Early animal experiments showed that the compound could kill bacteria, but it also caused severe blood toxicity and anaemia. Because of these side effects, it was initially considered too dangerous for human use. Researchers then modified the compound into a safer injectable form called Promin. Promin was first tested for tuberculosis and later for Hansen’s, as they both are caused by mycobacteria.

In the early 1940s, physicians treating patients with Hansen’s Disease noticed that Promin reduced bacterial lesions and improved clinical symptoms. Doctors then revisited the original compound, dapsone, and worked out safe oral doses. Tablets were easier to use than injections and were more affordable. By the late 1940s and early 1950s, dapsone became the standard treatment for Hansen’s across countries, making it a treatable disease.

How It works

Dapsone (C12H12N2O2S) inhibits folate synthesis in the bacteria. Folate is required to make the bacteria’s DNA. Without it, Mycobacterium leprae cannot multiply. Because the bacterium grows slowly, dapsone does not kill it rapidly, but instead, stops further growth. Over months and years, the body’s immune system clears the remaining bacteria. When dapsone was used alone, resistance sometimes developed, which led to the introduction of combination therapy.

Dapsone remains a central drug in the treatment of Hansen’s disease and is included in the World Health Organization’s List of Essential Medicines. Like all medicines, dapsone has adverse effects including haemolytic anaemia and methemoglobinemia affecting the blood, liver inflammation, skin rashes, and a serious hypersensitivity reaction known as dapsone syndrome. Outside medicine, dapsone and related compounds are still used in industry to manufacture dyes, polymers, and speciality chemicals.

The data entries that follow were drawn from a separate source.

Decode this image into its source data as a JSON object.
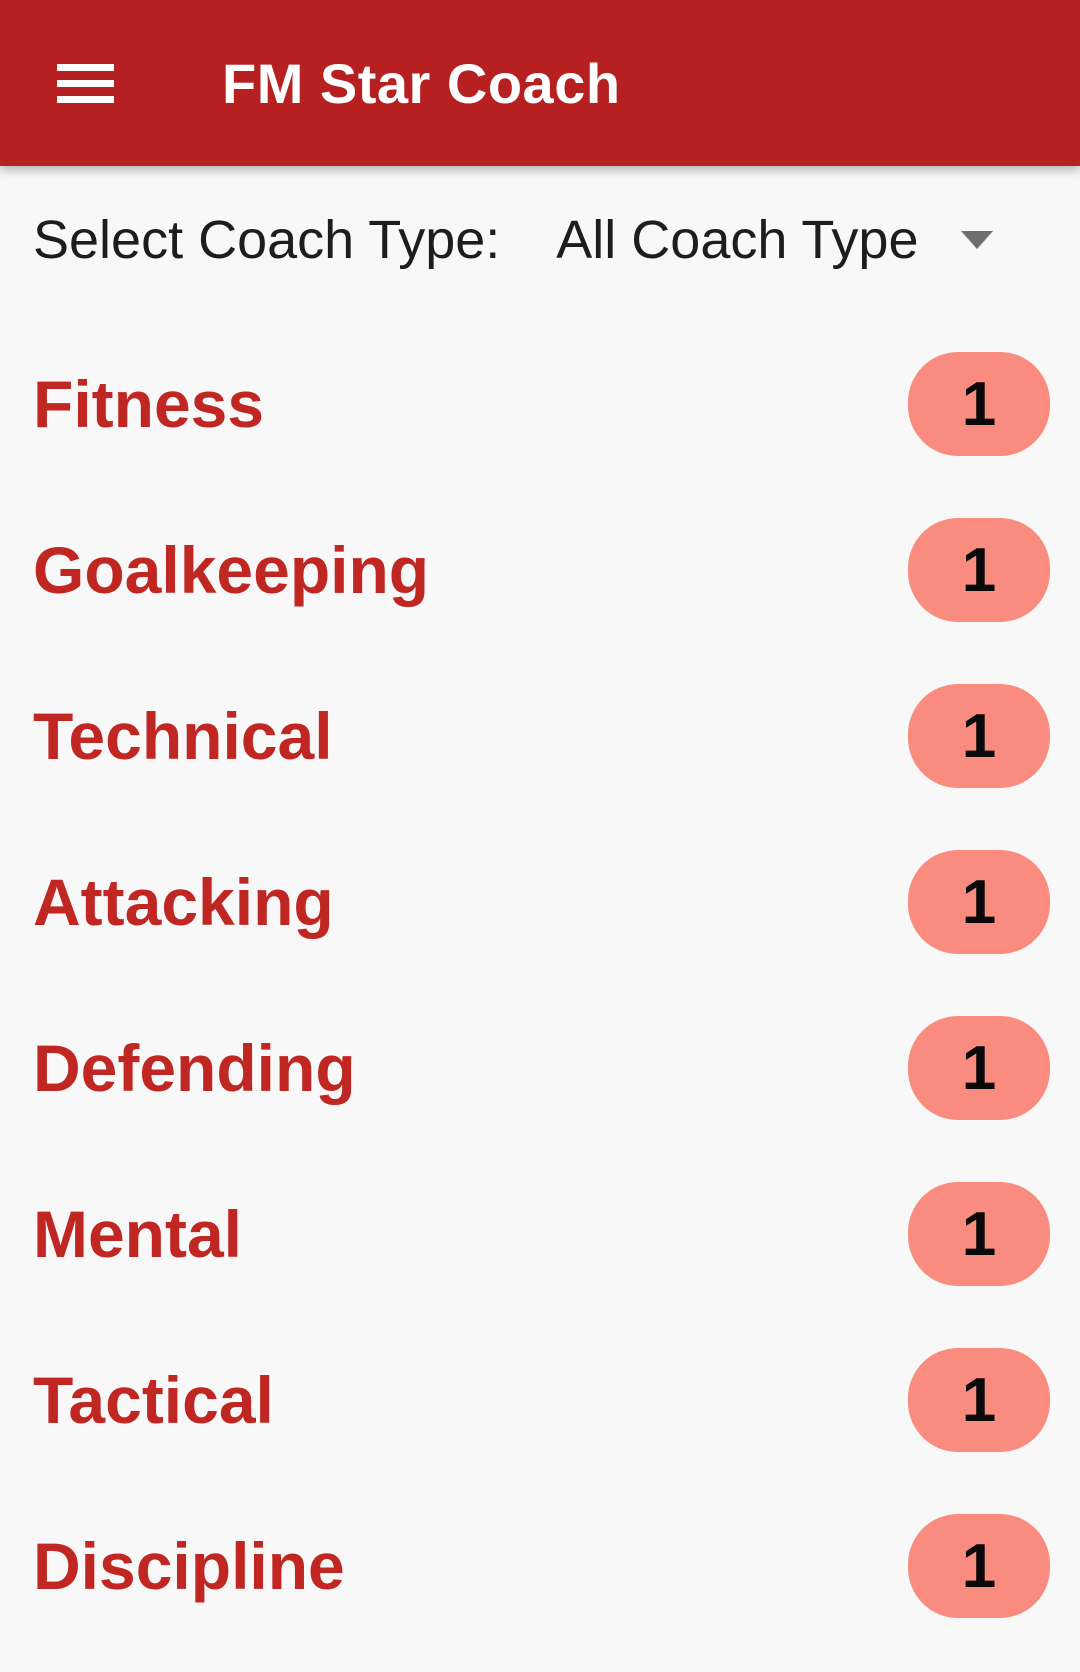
{
  "colors": {
    "appbar_background": "#B62020",
    "appbar_title": "#FFFFFF",
    "category_label": "#C02722",
    "badge_background": "#F98C7E",
    "badge_text": "#0A0A0A",
    "page_background": "#F8F8F8",
    "filter_text": "#1D1D1D",
    "dropdown_arrow": "#6E6E6E"
  },
  "appbar": {
    "title": "FM Star Coach",
    "menu_icon": "hamburger-menu-icon"
  },
  "filter": {
    "label": "Select Coach Type:",
    "selected_value": "All Coach Type",
    "dropdown_icon": "dropdown-arrow-icon"
  },
  "categories": [
    {
      "label": "Fitness",
      "count": "1"
    },
    {
      "label": "Goalkeeping",
      "count": "1"
    },
    {
      "label": "Technical",
      "count": "1"
    },
    {
      "label": "Attacking",
      "count": "1"
    },
    {
      "label": "Defending",
      "count": "1"
    },
    {
      "label": "Mental",
      "count": "1"
    },
    {
      "label": "Tactical",
      "count": "1"
    },
    {
      "label": "Discipline",
      "count": "1"
    }
  ]
}
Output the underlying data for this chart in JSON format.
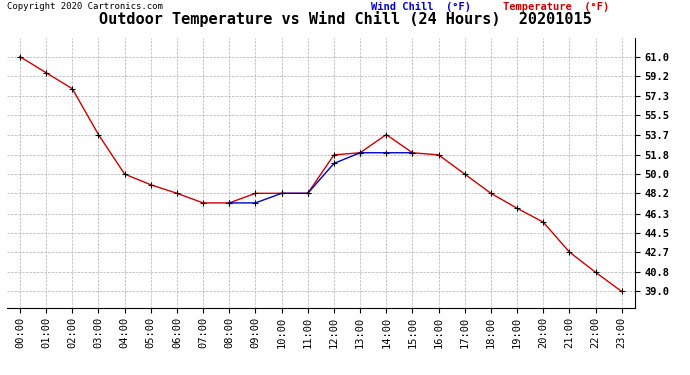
{
  "title": "Outdoor Temperature vs Wind Chill (24 Hours)  20201015",
  "copyright_text": "Copyright 2020 Cartronics.com",
  "legend_windchill": "Wind Chill  (°F)",
  "legend_temperature": "Temperature  (°F)",
  "hours": [
    0,
    1,
    2,
    3,
    4,
    5,
    6,
    7,
    8,
    9,
    10,
    11,
    12,
    13,
    14,
    15,
    16,
    17,
    18,
    19,
    20,
    21,
    22,
    23
  ],
  "temperature": [
    61.0,
    59.5,
    58.0,
    53.7,
    50.0,
    49.0,
    48.2,
    47.3,
    47.3,
    48.2,
    48.2,
    48.2,
    51.8,
    52.0,
    53.7,
    52.0,
    51.8,
    50.0,
    48.2,
    46.8,
    45.5,
    42.7,
    40.8,
    39.0
  ],
  "windchill": [
    null,
    null,
    null,
    null,
    null,
    null,
    null,
    null,
    47.3,
    47.3,
    48.2,
    48.2,
    51.0,
    52.0,
    52.0,
    52.0,
    null,
    null,
    null,
    null,
    null,
    null,
    null,
    null
  ],
  "temp_color": "#cc0000",
  "windchill_color": "#0000cc",
  "marker_color": "#000000",
  "background_color": "#ffffff",
  "grid_color": "#b0b0b0",
  "ylim_min": 37.5,
  "ylim_max": 62.8,
  "yticks": [
    39.0,
    40.8,
    42.7,
    44.5,
    46.3,
    48.2,
    50.0,
    51.8,
    53.7,
    55.5,
    57.3,
    59.2,
    61.0
  ],
  "title_fontsize": 11,
  "tick_fontsize": 7.5
}
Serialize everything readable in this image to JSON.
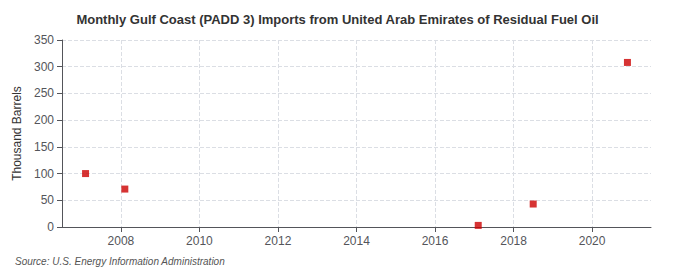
{
  "chart_data": {
    "type": "scatter",
    "title": "Monthly Gulf Coast (PADD 3) Imports from United Arab Emirates of Residual Fuel Oil",
    "ylabel": "Thousand Barrels",
    "annotation": "Source: U.S. Energy Information Administration",
    "x": [
      2007.1,
      2008.1,
      2017.1,
      2018.5,
      2020.9
    ],
    "values": [
      100,
      71,
      3,
      43,
      308
    ],
    "color": "#cc0000",
    "marker": "square",
    "xlim": [
      2006.5,
      2021.5
    ],
    "xticks": [
      2008,
      2010,
      2012,
      2014,
      2016,
      2018,
      2020
    ],
    "ylim": [
      0,
      350
    ],
    "yticks": [
      0,
      50,
      100,
      150,
      200,
      250,
      300,
      350
    ],
    "grid": true
  }
}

Today, Hansen’s disease is treated with multidrug therapy using dapsone, rifampicin, and clofazimine. Each drug attacks the bacterium differently. Together, they prevent resistance and shorten treatment time. Patients with limited disease (Pauci-bacillary) are treated for six months. Those with more extensive disease (Multi-bacillary) are treated for twelve months. After completing the full course, patients are cured and no longer spread the infection.

In April 2025, India introduced revised national guidelines under its National Leprosy Eradication Programme. These guidelines standardised the three-drug regimen for all patients and emphasised early diagnosis based on lesion count and nerve involvement.

India’s burden

In India, the prevalence rate has fallen from 57.2 per 10,000 population in 1981 to just 0.57 in 2025, and although this is below the global elimination threshold, transmission persists in several States and districts. India continues to report the largest number of new cases of Hansen’s disease in the world. More than 1,00,000 new cases were detected in 2023. A significant proportion of these are children, indicating ongoing community transmission. The decline in prevalence since the 1980s is real, but the disease has not disappeared. It persists where poverty, crowding, under-nutrition, and limited access to health services intersect.

Hansen’s Disease is no longer a public health emergency, but it remains a public health responsibility. The cure came from the textile industry, and was repurposed into drug, in an unintended discovery. Dapsone helped alter the social meaning of “leprosy”. On Anti-Leprosy Day, the lesson is the continuing need to combine medicine with dignity, early diagnosis, and social acceptance.